Yeah, that was me at the santa rosa shooting range yesterday. Those aerolites shot good but read bad performqnce reviews about them on the internet....no blood trails...etc...


----------



## timc (Oct 19, 2009)

Ever get a good grouping out of it?


----------



## Cracker (May 15, 2012)

Shockwave


----------



## VA Boy (Feb 19, 2012)

Powerbelt hollow point, .45 cal, 145 gr. Flew right through with nice exit wound. Deer dropped within 40 yds. Bullet not recovered so I can't speak about expansion. I know several dont care for Powerbelts, but after the struggle with and then miserable performance of sabots, I switched. Shot T/C Maxihunters for the longest time. Had great success with those. Tried the Powerbelts. They loaded easy, grouped out to 100 yds and performed well on deer.


----------



## Fig Newton (Oct 4, 2010)

The powerbelt aerolites grouped 1" @50 yards and about 3"@100 yards. I am going to try out the hornady sst 250 grain this Friday.
Thanks for all the feedback.


----------



## baldona523 (Mar 2, 2008)

I shoot Hornady 300 Gr .452 XTP, they also make it in 250s. I buy the Sabots from MMP online, but I also shoot a Savage muzzleloader with smokeless powder. Just remember that more powder means faster but not always more accurate. 
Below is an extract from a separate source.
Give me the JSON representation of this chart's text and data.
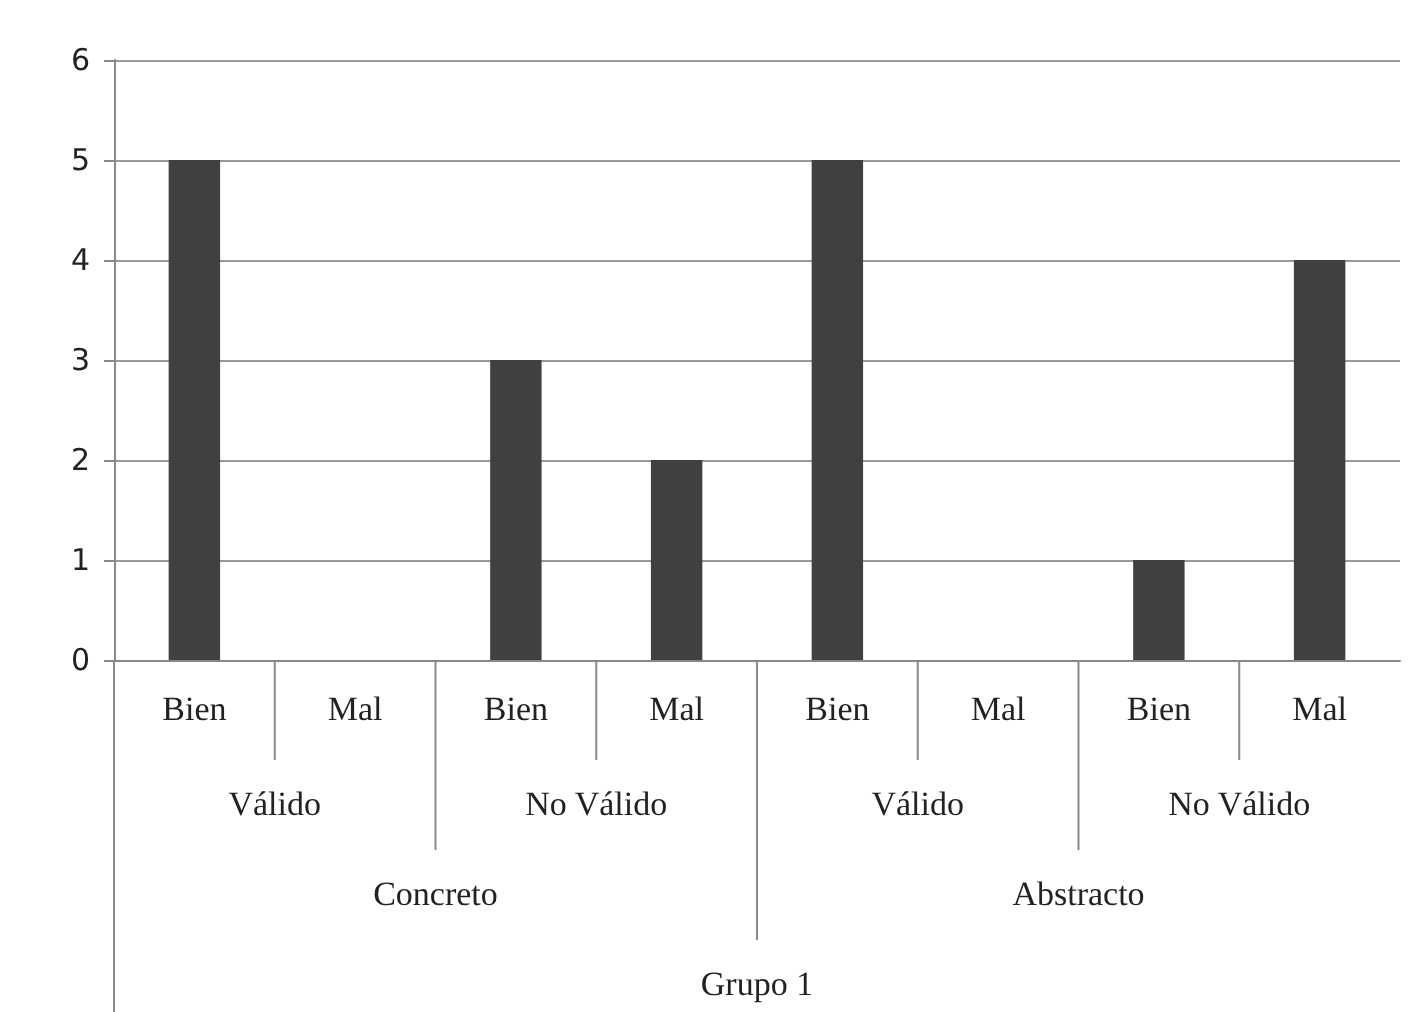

Blood is not an accurate determination of a good bullet to me, just way too many variables and guys will switch bullets after little blood after 1 or 2 deer. If you double lung a deer with a 250 gr+ bullet it is not going far.


----------



## Tippin Slow (Nov 21, 2007)

I like to do a very good cleaning between every shot. Accuracy requires consistent barrel conditions with muzzleloaders. The 250gr Hornady SST on top of two triple7's works well for me. (I think the Shockwave is the same bullet as the Hornady SST)


----------



## Fig Newton (Oct 4, 2010)

Keep the suggestions coming.


----------



## baldona523 (Mar 2, 2008)

I don't know for certain, but I am pretty sure that Hornady and one or 2 other companies make most of the bullets and they are just repackaged under different names. If you look a lot of them look identical with just different colored tips and what not. 

Some guns shoot better with bullets that are flat backed, others with bullets that are boat tailed. I would recommend to at least shoot both shapes out of your gun.
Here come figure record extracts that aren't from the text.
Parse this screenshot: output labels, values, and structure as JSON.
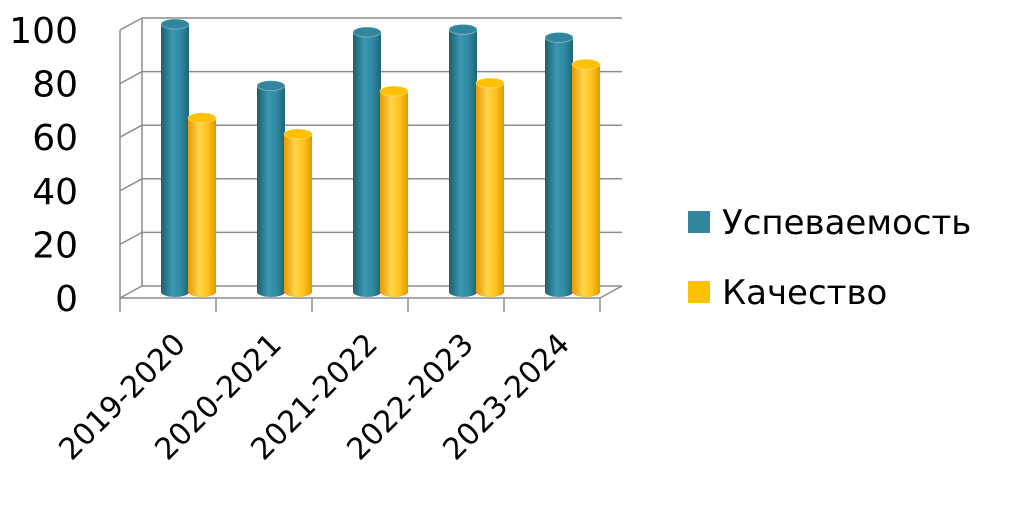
{
  "chart_data": {
    "type": "bar",
    "categories": [
      "2019-2020",
      "2020-2021",
      "2021-2022",
      "2022-2023",
      "2023-2024"
    ],
    "series": [
      {
        "name": "Успеваемость",
        "values": [
          100,
          77,
          97,
          98,
          95
        ],
        "color": "#31859c"
      },
      {
        "name": "Качество",
        "values": [
          65,
          59,
          75,
          78,
          85
        ],
        "color": "#ffc000"
      }
    ],
    "yticks": [
      "0",
      "20",
      "40",
      "60",
      "80",
      "100"
    ],
    "ylim": [
      0,
      100
    ],
    "grid": true,
    "legend_position": "right",
    "style": "3d-cylinder"
  }
}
I agree with above, you really need to clean your bore after every shot and certainly after every 2 shots. I think most muzzleloader bullets are made similar to pistol bullets in that it takes less energy to mushroom them. Therefore 2 pellets at 150 yards is plenty of momentum for the bullet to effectively do its job. The 3 pellet thing is only for speed, which again is great if it is accurate. But not a necessity by any means if it hurts your accuracy.


----------



## Fig Newton (Oct 4, 2010)

Thanks everbody.


----------